Serial attached SCSI is leading the pack of storage interfaces - Storage Networking

Computer Technology Review, Feb, 2003

Of the storage interfaces available today, as well as those that will soon enter the market, Serial Attached SCSI is clearly in the leadership position as the most flexible, powerful interface.

Serial Attached SCSI will be the first storage interface to offer extensive configuration options for any mission-critical enterprise applications. It will be the first I/O to offer the investment protection advantages of SCSI software and middleware, which have evolved over the years and are the most robust in the industry today. Serial Attached SCSI's advantage is due, in part, to its compatibility with Serial ATA (SATA), which is targeted to the desktop market. This compatibility feature will make it possible for SATA drives to operate in a Serial Attached SCSI system, either alone or along with Serial Attached SCSI drives, providing wider configuration options than any other interface.

SATA Configurations and Flexibility

A desktop PC with a low- to mid-capacity drive and ATA controller integrated onto the motherboard is a starting configuration that everyone is familiar with. This would probably satisfy most household computing requirements in which the driving metric is undoubtedly cost. (See Figure 1.)

Moving up a notch or two with a dual processor, a multiport SATA controller, matching drives and possibly a software RAID package, all of which improve the capacity and performance without too much impact on the savings account. (See Figure 2.)

But if performance is a serious consideration, is SATA still viable?

SATA Compared to Fibre Channel and Serial Attached SCSI

SATA was designed for the desktop and its incorporation on disk drives is consequently motivated by the need to meet the overriding market expectation of low-cost storage. That doesn't mean the drive is lower quality or that its quality is in any way jeopardized by its production cost targets. The table on page 23 compares the differences in the three disk drives.

SATA in Enterprise Applications

A SATA drive is not optimized for fast access to data. The speed of the data coming off (or going to) the media is quite impressive, but it takes the drive longer to find it. However, if the data is stored sequentially, it can be accessed immediately.

In this third configuration, a pair of SATA RAID controllers and their drive sets are hooked up to a server. The controllers and drives may be housed in the server or they may be in separate cabinets, tied to a server HBA. In the latter case, the HBA-to-RATD connection could be any convenient serial interface, but first the drive must be considered. (See Figure 3.)

If the application requires sequential access to data, these SATA RAID sets would provide a raw data rate that is comparable with enterprise drives. Candidates for such a configuration could include video applications, document imaging and backup storage. But before deciding that this configuration is the answer to all applications involving sequentially ordered data, one should look more closely at the pros and cons.

Pros:

* Initial hardware costs are minimized.

* Storage performance is excellent under error-free conditions.

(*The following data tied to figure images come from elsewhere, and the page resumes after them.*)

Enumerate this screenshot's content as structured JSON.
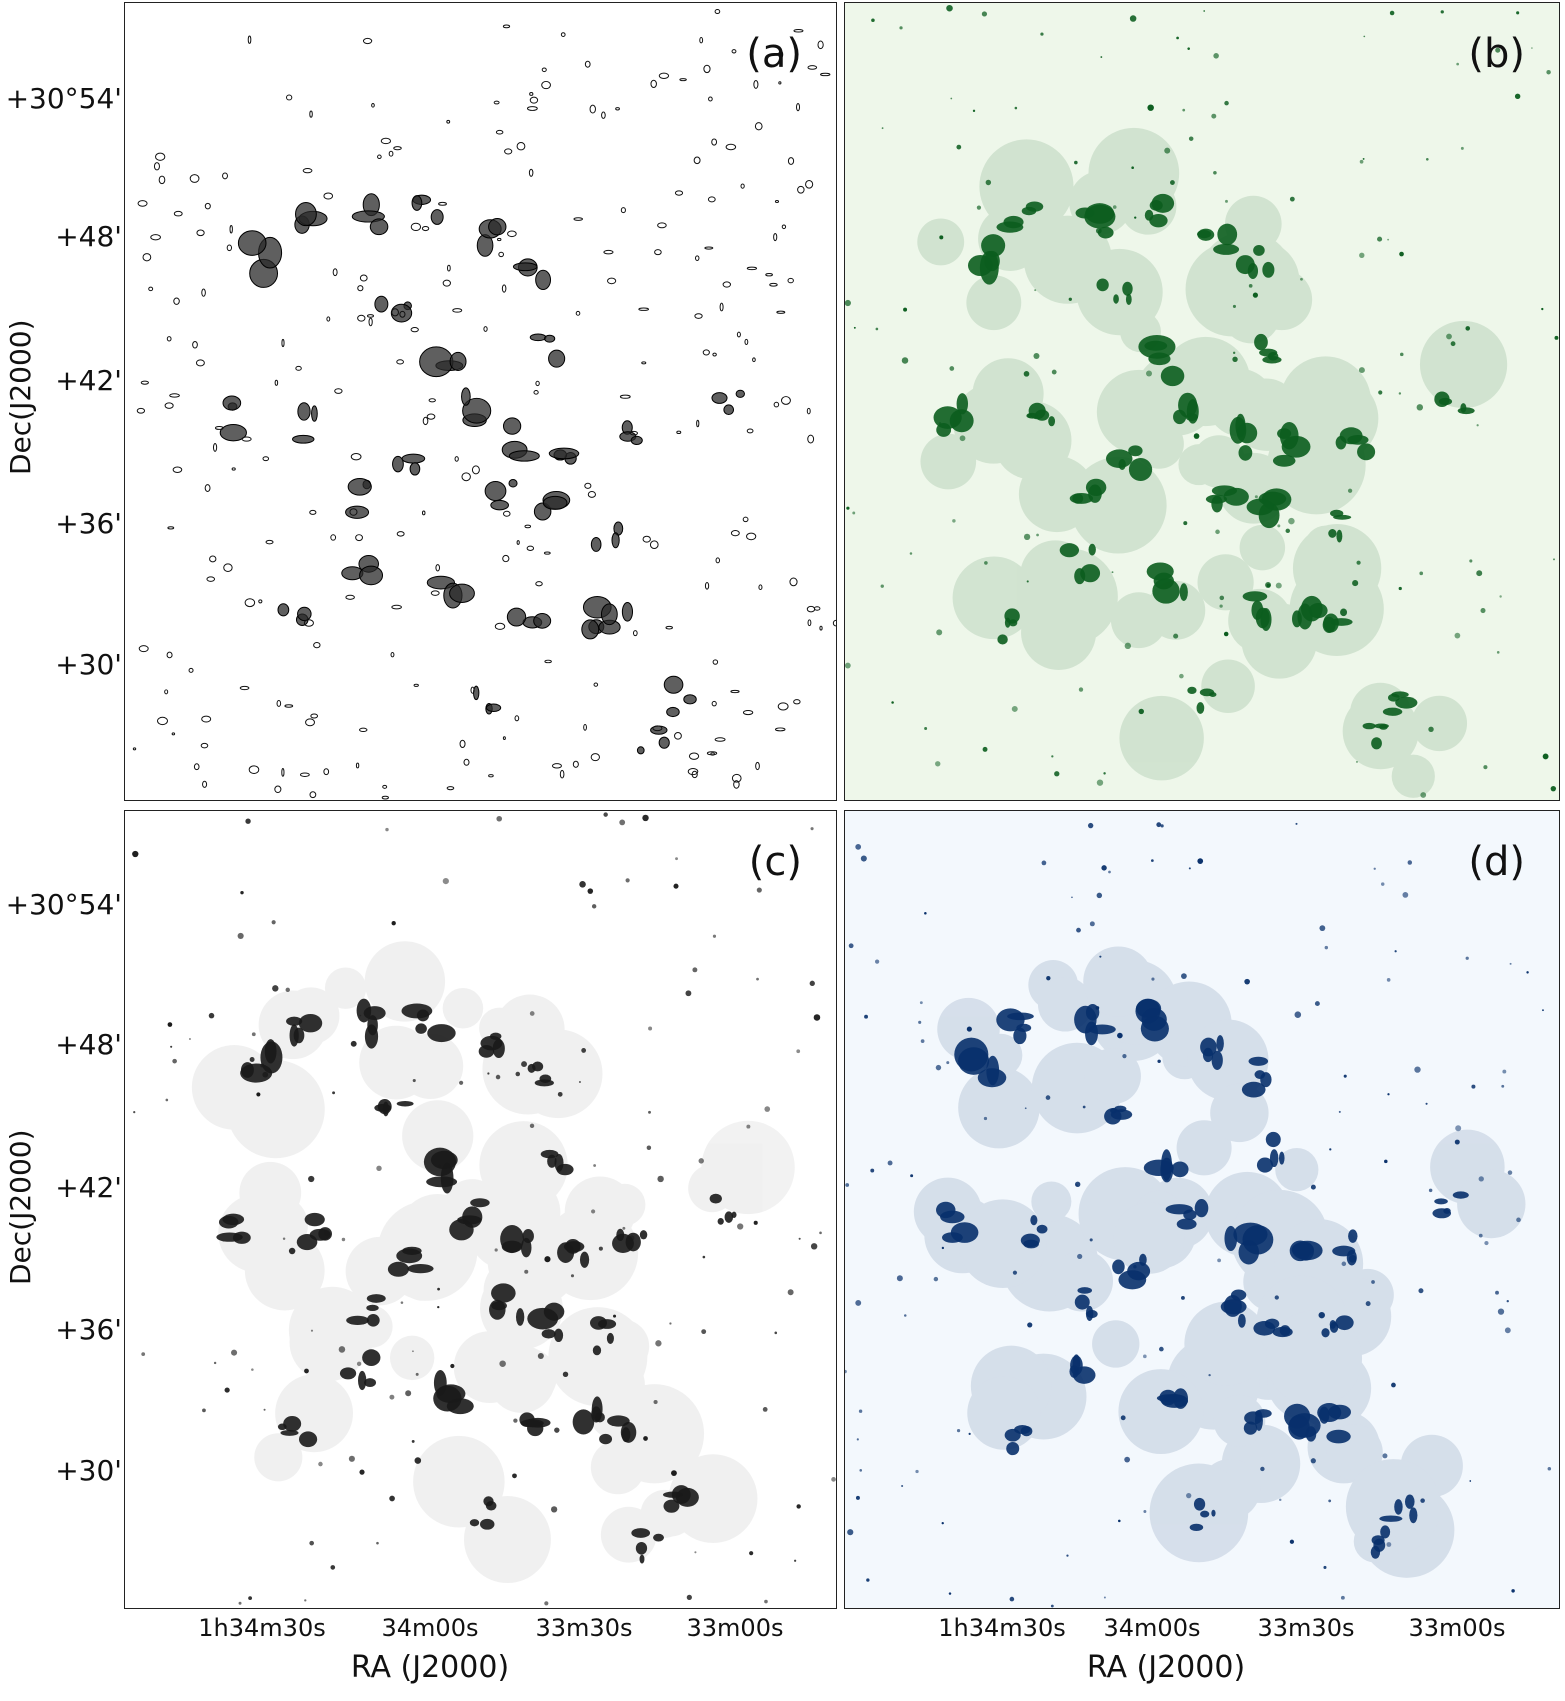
{
  "figure": {
    "panels": [
      {
        "id": "a",
        "label": "(a)",
        "style": "contours",
        "fill": "#2a2a2a",
        "bg": "#ffffff"
      },
      {
        "id": "b",
        "label": "(b)",
        "style": "green",
        "fill": "#0b5d1e",
        "bg": "#eef7ea"
      },
      {
        "id": "c",
        "label": "(c)",
        "style": "gray",
        "fill": "#1a1a1a",
        "bg": "#ffffff"
      },
      {
        "id": "d",
        "label": "(d)",
        "style": "blue",
        "fill": "#08306b",
        "bg": "#f3f8fd"
      }
    ],
    "y_axis": {
      "label": "Dec(J2000)",
      "ticks_top": [
        "+30°54'",
        "+48'",
        "+42'",
        "+36'",
        "+30'"
      ],
      "ticks_bottom": [
        "+30°54'",
        "+48'",
        "+42'",
        "+36'",
        "+30'"
      ]
    },
    "x_axis": {
      "label": "RA (J2000)",
      "ticks": [
        "1h34m30s",
        "34m00s",
        "33m30s",
        "33m00s"
      ]
    }
  }
}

* Sequential access prevents RV from being a limiting factor in performance.

* The RAID redundancy will take care of drive failures and compensate for the lower reliability of ATA vs. SCSI drives. Hot spares will replace failed units.

Cons:

* With no guarantee of data integrity, use in mission critical applications would be inappropriate.

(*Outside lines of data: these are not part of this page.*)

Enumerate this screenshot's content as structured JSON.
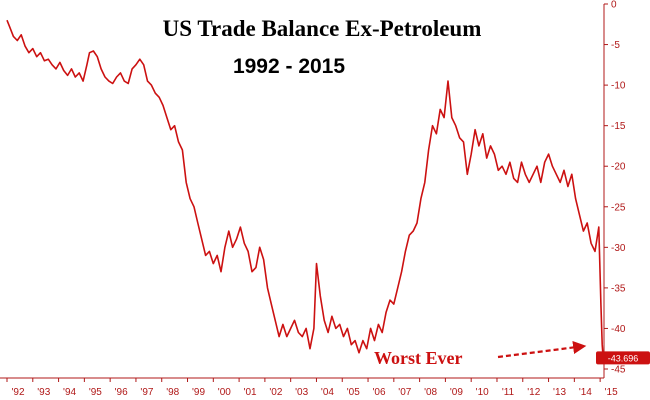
{
  "chart_data": {
    "type": "line",
    "title": "US Trade Balance Ex-Petroleum",
    "subtitle": "1992 - 2015",
    "xlabel": "",
    "ylabel": "",
    "xlim": [
      1992.0,
      2015.15
    ],
    "ylim": [
      -45,
      0
    ],
    "y_ticks": [
      0,
      -5,
      -10,
      -15,
      -20,
      -25,
      -30,
      -35,
      -40,
      -45
    ],
    "x_ticks": [
      {
        "label": "'92",
        "x": 1992.0
      },
      {
        "label": "'93",
        "x": 1993.0
      },
      {
        "label": "'94",
        "x": 1994.0
      },
      {
        "label": "'95",
        "x": 1995.0
      },
      {
        "label": "'96",
        "x": 1996.0
      },
      {
        "label": "'97",
        "x": 1997.0
      },
      {
        "label": "'98",
        "x": 1998.0
      },
      {
        "label": "'99",
        "x": 1999.0
      },
      {
        "label": "'00",
        "x": 2000.0
      },
      {
        "label": "'01",
        "x": 2001.0
      },
      {
        "label": "'02",
        "x": 2002.0
      },
      {
        "label": "'03",
        "x": 2003.0
      },
      {
        "label": "'04",
        "x": 2004.0
      },
      {
        "label": "'05",
        "x": 2005.0
      },
      {
        "label": "'06",
        "x": 2006.0
      },
      {
        "label": "'07",
        "x": 2007.0
      },
      {
        "label": "'08",
        "x": 2008.0
      },
      {
        "label": "'09",
        "x": 2009.0
      },
      {
        "label": "'10",
        "x": 2010.0
      },
      {
        "label": "'11",
        "x": 2011.0
      },
      {
        "label": "'12",
        "x": 2012.0
      },
      {
        "label": "'13",
        "x": 2013.0
      },
      {
        "label": "'14",
        "x": 2014.0
      },
      {
        "label": "'15",
        "x": 2015.0
      }
    ],
    "grid": false,
    "series": [
      {
        "name": "US Trade Balance Ex-Petroleum",
        "color": "#cc1111",
        "x": [
          1992.0,
          1992.1,
          1992.25,
          1992.4,
          1992.55,
          1992.7,
          1992.85,
          1993.0,
          1993.15,
          1993.3,
          1993.45,
          1993.6,
          1993.75,
          1993.9,
          1994.05,
          1994.2,
          1994.35,
          1994.5,
          1994.65,
          1994.8,
          1994.95,
          1995.1,
          1995.2,
          1995.35,
          1995.5,
          1995.65,
          1995.8,
          1995.95,
          1996.1,
          1996.25,
          1996.4,
          1996.55,
          1996.7,
          1996.85,
          1997.0,
          1997.15,
          1997.3,
          1997.45,
          1997.6,
          1997.75,
          1997.9,
          1998.05,
          1998.2,
          1998.35,
          1998.5,
          1998.65,
          1998.8,
          1998.95,
          1999.1,
          1999.25,
          1999.4,
          1999.55,
          1999.7,
          1999.85,
          2000.0,
          2000.15,
          2000.3,
          2000.45,
          2000.6,
          2000.75,
          2000.9,
          2001.05,
          2001.2,
          2001.35,
          2001.5,
          2001.65,
          2001.8,
          2001.95,
          2002.1,
          2002.25,
          2002.4,
          2002.55,
          2002.7,
          2002.85,
          2003.0,
          2003.15,
          2003.3,
          2003.45,
          2003.6,
          2003.75,
          2003.9,
          2004.0,
          2004.15,
          2004.3,
          2004.45,
          2004.6,
          2004.75,
          2004.9,
          2005.05,
          2005.2,
          2005.35,
          2005.5,
          2005.65,
          2005.8,
          2005.95,
          2006.1,
          2006.25,
          2006.4,
          2006.55,
          2006.7,
          2006.85,
          2007.0,
          2007.15,
          2007.3,
          2007.45,
          2007.6,
          2007.75,
          2007.9,
          2008.05,
          2008.2,
          2008.35,
          2008.5,
          2008.65,
          2008.8,
          2008.95,
          2009.1,
          2009.25,
          2009.4,
          2009.55,
          2009.7,
          2009.85,
          2010.0,
          2010.15,
          2010.3,
          2010.45,
          2010.6,
          2010.75,
          2010.9,
          2011.05,
          2011.2,
          2011.35,
          2011.5,
          2011.65,
          2011.8,
          2011.95,
          2012.1,
          2012.25,
          2012.4,
          2012.55,
          2012.7,
          2012.85,
          2013.0,
          2013.15,
          2013.3,
          2013.45,
          2013.6,
          2013.75,
          2013.9,
          2014.05,
          2014.2,
          2014.35,
          2014.5,
          2014.65,
          2014.8,
          2014.95,
          2015.03,
          2015.08,
          2015.12
        ],
        "values": [
          -2.0,
          -2.8,
          -4.0,
          -4.5,
          -3.8,
          -5.2,
          -6.0,
          -5.5,
          -6.5,
          -6.0,
          -7.0,
          -6.8,
          -7.5,
          -8.0,
          -7.2,
          -8.2,
          -8.8,
          -8.0,
          -9.0,
          -8.5,
          -9.5,
          -7.5,
          -6.0,
          -5.8,
          -6.5,
          -8.0,
          -9.0,
          -9.5,
          -9.8,
          -9.0,
          -8.5,
          -9.5,
          -9.8,
          -8.0,
          -7.5,
          -6.8,
          -7.5,
          -9.5,
          -10.0,
          -11.0,
          -11.5,
          -12.5,
          -14.0,
          -15.5,
          -15.0,
          -17.0,
          -18.0,
          -22.0,
          -24.0,
          -25.0,
          -27.0,
          -29.0,
          -31.0,
          -30.5,
          -32.0,
          -31.0,
          -33.0,
          -30.0,
          -28.0,
          -30.0,
          -29.0,
          -27.5,
          -29.5,
          -30.5,
          -33.0,
          -32.5,
          -30.0,
          -31.5,
          -35.0,
          -37.0,
          -39.0,
          -41.0,
          -39.5,
          -41.0,
          -40.0,
          -39.0,
          -40.5,
          -41.0,
          -40.0,
          -42.5,
          -40.0,
          -32.0,
          -36.0,
          -39.0,
          -40.5,
          -38.5,
          -40.0,
          -39.5,
          -41.0,
          -40.0,
          -42.0,
          -41.5,
          -43.0,
          -41.5,
          -42.5,
          -40.0,
          -41.5,
          -39.5,
          -40.5,
          -38.0,
          -36.5,
          -37.0,
          -35.0,
          -33.0,
          -30.5,
          -28.5,
          -28.0,
          -27.0,
          -24.0,
          -22.0,
          -18.0,
          -15.0,
          -16.0,
          -13.0,
          -14.0,
          -9.5,
          -14.0,
          -15.0,
          -16.5,
          -17.0,
          -21.0,
          -18.5,
          -15.5,
          -17.5,
          -16.0,
          -19.0,
          -17.5,
          -18.5,
          -20.5,
          -20.0,
          -21.0,
          -19.5,
          -21.5,
          -22.0,
          -19.5,
          -21.0,
          -22.0,
          -21.0,
          -20.0,
          -22.0,
          -19.5,
          -18.5,
          -20.0,
          -21.0,
          -22.0,
          -20.5,
          -22.5,
          -21.0,
          -24.0,
          -26.0,
          -28.0,
          -27.0,
          -29.5,
          -30.5,
          -27.5,
          -37.0,
          -42.0,
          -43.696
        ]
      }
    ],
    "annotations": {
      "last_value_label": "-43.696",
      "callout_text": "Worst Ever"
    }
  },
  "colors": {
    "line": "#cc1111",
    "axis": "#b01818",
    "badge": "#cc1111"
  }
}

* Error recovery management must be handled at the controller level.

* Lower reliability increases down time due to rebuild operations after failures.

* Each hot spare represents additional hardware cost and rebuild time. The more critical the application, the more significant the downtime and the greater the impact on total cost of ownership.

* Single ported drives do not support fail-over recovery.

To handle large storage requirements, either racks of high capacity disk drives, a forest of moderately sized units, or a combination of both could be used. There are significant advantages and disadvantages to each of these solutions, but the common denominator at the system level is connectivity and addressability.

A Switched Environment

Since SATA and Serial Attached SCSI are point-to-point interfaces, some form of switch is required to allow their controllers to access multiple drives. Fabric switches are synonymous with FC; so one solution would be to integrate FC into the SATA or Serial Attached SCSI topologies. Interconnects at the network (switch) level would then be handled by FC and a converter in the controller (bridge) would handle the SATA/Serial Attached SCSI translation to the drive. Using a bridging topology would allow connectivity of any disk interface to any network interface such as iSCSI or Ethernet. But what if the system could have more limited and inexpensive connectivity at the local level? Serial Attached SCSI has the answer built into its protocol.

Expanders are used in the Serial Attached SCSI environment to permit multiple initiators and targets to be addressed while the cables and connectors are SATA compatible. In addition, the Serial Attached SCSI interface supports a controller-to-expander dialogue known as Serial Tunneling Protocol (STP). This allows the controller to send SATA-formatted data to the expander, which in turn transmits it via SATA protocol to a standard SATA drive. (See Figure 4.)